Every single day, over 2.5 quintillion bytes of data are created. That’s 2.5 with 18 zeroes after it! From transactional sales data to Internet of Things (IoT) devices, data sources grow in both size and velocity at a rapid rate. When thinking about the massive scale of data, we might wonder: where are all of these data stored? And how do we get enough computing power to process it?

Traditionally, we can view a basic dataset as a table in Excel or an equivalent application. These standard solutions require that we pull an entire dataset into memory on a single processing machine. When a data table becomes very large, it will exceed the random access memory (RAM) available for computation and either crash or take too long to process, making analysis impossible. Thus, we need to find alternative ways to store and process this big data!

Big Data Storage

A popular solution for big datasets is a distributed file system on a network of hardware called a cluster. A cluster is a group of several machines called nodes, with a cluster manager node and multiple worker nodes.

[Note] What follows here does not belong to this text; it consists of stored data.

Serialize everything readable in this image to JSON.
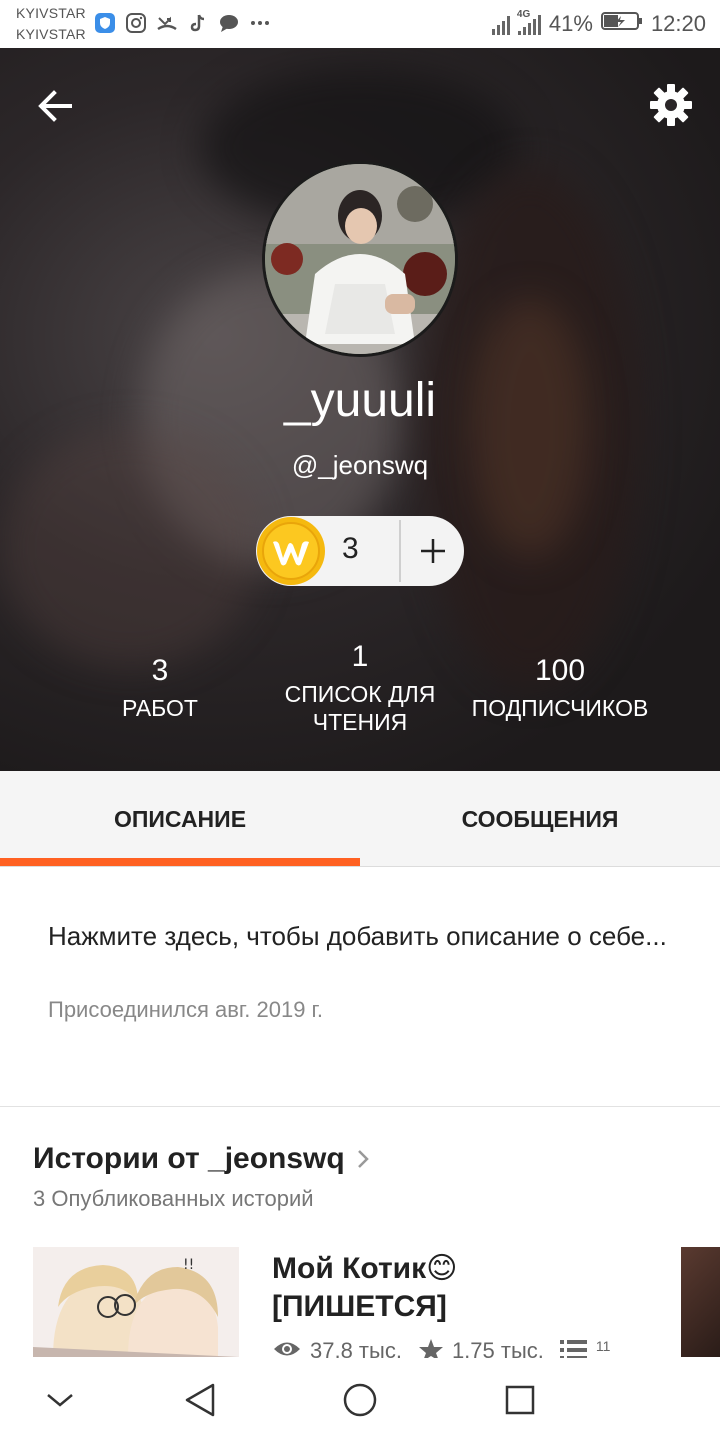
{
  "status_bar": {
    "carrier1": "KYIVSTAR",
    "carrier2": "KYIVSTAR",
    "network": "4G",
    "battery": "41%",
    "time": "12:20"
  },
  "profile": {
    "display_name": "_yuuuli",
    "username": "@_jeonswq",
    "coins": "3"
  },
  "stats": {
    "works": {
      "value": "3",
      "label": "РАБОТ"
    },
    "reading_lists": {
      "value": "1",
      "label": "СПИСОК ДЛЯ ЧТЕНИЯ"
    },
    "followers": {
      "value": "100",
      "label": "ПОДПИСЧИКОВ"
    }
  },
  "tabs": [
    {
      "label": "ОПИСАНИЕ",
      "active": true
    },
    {
      "label": "СООБЩЕНИЯ",
      "active": false
    }
  ],
  "about": {
    "prompt": "Нажмите здесь, чтобы добавить описание о себе...",
    "joined": "Присоединился авг. 2019 г."
  },
  "stories": {
    "title": "Истории от _jeonswq",
    "subtitle": "3 Опубликованных историй",
    "items": [
      {
        "title": "Мой Котик😊 [ПИШЕТСЯ]",
        "reads": "37,8 тыс.",
        "votes": "1,75 тыс.",
        "parts": "11"
      }
    ]
  },
  "colors": {
    "accent": "#ff6122",
    "coin": "#f5b90f"
  },
  "icons": {
    "back": "arrow-left-icon",
    "settings": "gear-icon",
    "coin": "wattpad-coin-icon",
    "add": "plus-icon",
    "chevron": "chevron-right-icon",
    "reads": "eye-icon",
    "votes": "star-icon",
    "parts": "list-icon"
  }
}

Illustration showing the structure of a cluster. The cluster manager has computing power and sends commands to three worker nodes. The worker nodes have both storage and computing power.

The cluster manager manages resources and sends commands to the worker nodes that store the data. Data saved on worker nodes are replicated multiple times for fault tolerance. This allows access to the complete dataset even in the event that one of the worker nodes goes offline. This type of file storage system is also easily and infinitely scalable, as additional worker nodes can be added indefinitely.

Hadoop Distributed File System

One commonly used framework for a cluster system is called Hadoop Distributed File System (HDFS), which is part of a set of tools distributed by Apache. HDFS was designed to store vast amounts of data to be processed using another framework called MapReduce. However, implementing a distributed file system like this requires a specific hardware configuration that can be a costly barrier to entry for many companies. For this reason, cloud-hosted HDFS is a popular fix. Microsoft Azure and Amazon Web Services (AWS) offer cloud-based HDFS solutions, allowing companies to outsource a system’s setup and hardware management for a fixed monthly cost.

Because HDFS solutions both store and process data on each worker node, they ensure that we have enough computing power to tackle our data problems. When data grow in size, our number of nodes may be increased to add more storage and computing power. This is advantageous for scaling but can become expensive as the number of nodes increases.

Object Storage

Another type of distributed file system is growing quickly in popularity because it separates storage from computing power. Object storage is a framework that is only for storage so that we can use any kind of computing power or framework on top of our data. Cloud providers like Microsoft Azure, Amazon Web Services (AWS), and Google Cloud host object storage layers, where we can store any kind of file and dataset.

These storage layers have an advantage over HDFS in that they have a low barrier to entry and are very flexible. Users can store any kind of file in a variety of formats, from CSVs and Parquet to other open-source formats that provide better performance and reliability such as Delta and Iceberg. This separation also allows us to grow either storage or computing power independently of the other to meet needs more efficiently.